A wise friend once suggested that a nice way to fill the well when feeling sidelined was to look at past work. And it’s customary toward the end of the year, and on one’s birthday, our personal year, to “take stock” and look back on the triumphs and trials of the past year. The trials, tedious as they were, are not the subject of this journal. Suffice to say, they kept me from my art studio most of the year and away from that particular strand of my creative life.
It’s gratifying, to say the least, to see the fruits of past labors and to gather some of them together for a family photo. The cards pictured here are a significant harvest of the last three decades. They were popular enough for me to invest in offset printing them, some of them multiple times. They still sell in retail outlets and at Revels shows around the country in December.
This crop of Yule cards is available over at the Prose and Letters storefront, some of them in limited quantities. They are available as singles, or more economically in 6-packs, to mix and match, or in 10-packs of the same design for the best price of all.
I’ve shared in this journal some of my inspirations and art techniques that led to the making of some of these cards, in particular, The Longest Night, The Horn Dance, Yule, Dona Nobis Pacem, The Holly and the Ivy, and Let Union Be, (and again here).

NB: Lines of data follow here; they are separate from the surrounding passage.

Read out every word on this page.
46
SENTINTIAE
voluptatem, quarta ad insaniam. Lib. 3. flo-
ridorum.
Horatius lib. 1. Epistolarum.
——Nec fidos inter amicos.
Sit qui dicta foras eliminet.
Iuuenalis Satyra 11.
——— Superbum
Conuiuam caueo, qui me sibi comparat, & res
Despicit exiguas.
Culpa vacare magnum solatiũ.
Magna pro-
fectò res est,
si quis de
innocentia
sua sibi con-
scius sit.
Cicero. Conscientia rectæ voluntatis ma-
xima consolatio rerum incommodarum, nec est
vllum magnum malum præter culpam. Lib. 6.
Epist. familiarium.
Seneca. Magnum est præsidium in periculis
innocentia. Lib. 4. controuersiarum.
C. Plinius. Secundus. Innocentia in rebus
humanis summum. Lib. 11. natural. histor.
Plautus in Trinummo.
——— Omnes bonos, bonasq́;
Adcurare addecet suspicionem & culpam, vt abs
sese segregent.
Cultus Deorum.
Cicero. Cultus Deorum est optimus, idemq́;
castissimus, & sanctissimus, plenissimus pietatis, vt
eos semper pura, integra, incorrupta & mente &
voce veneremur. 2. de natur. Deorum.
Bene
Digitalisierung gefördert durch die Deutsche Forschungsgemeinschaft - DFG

Many of these cards are approaching “limited edition” status. The writing is on the wall, so to speak; the greeting card market is changing. It won’t make sense for me to print these cards in such large quantities anymore. Sales have been slowing down in recent years, though people seem to be buying more prints as gifts. The evergreen favorite, Fra Giovanni’s “Letter to a Friend”, is available here, as well as many others.
Though it’s becoming old-fashioned to send cards in December, Yule cards are still a nice way to greet friends and share a little bit of art and verse.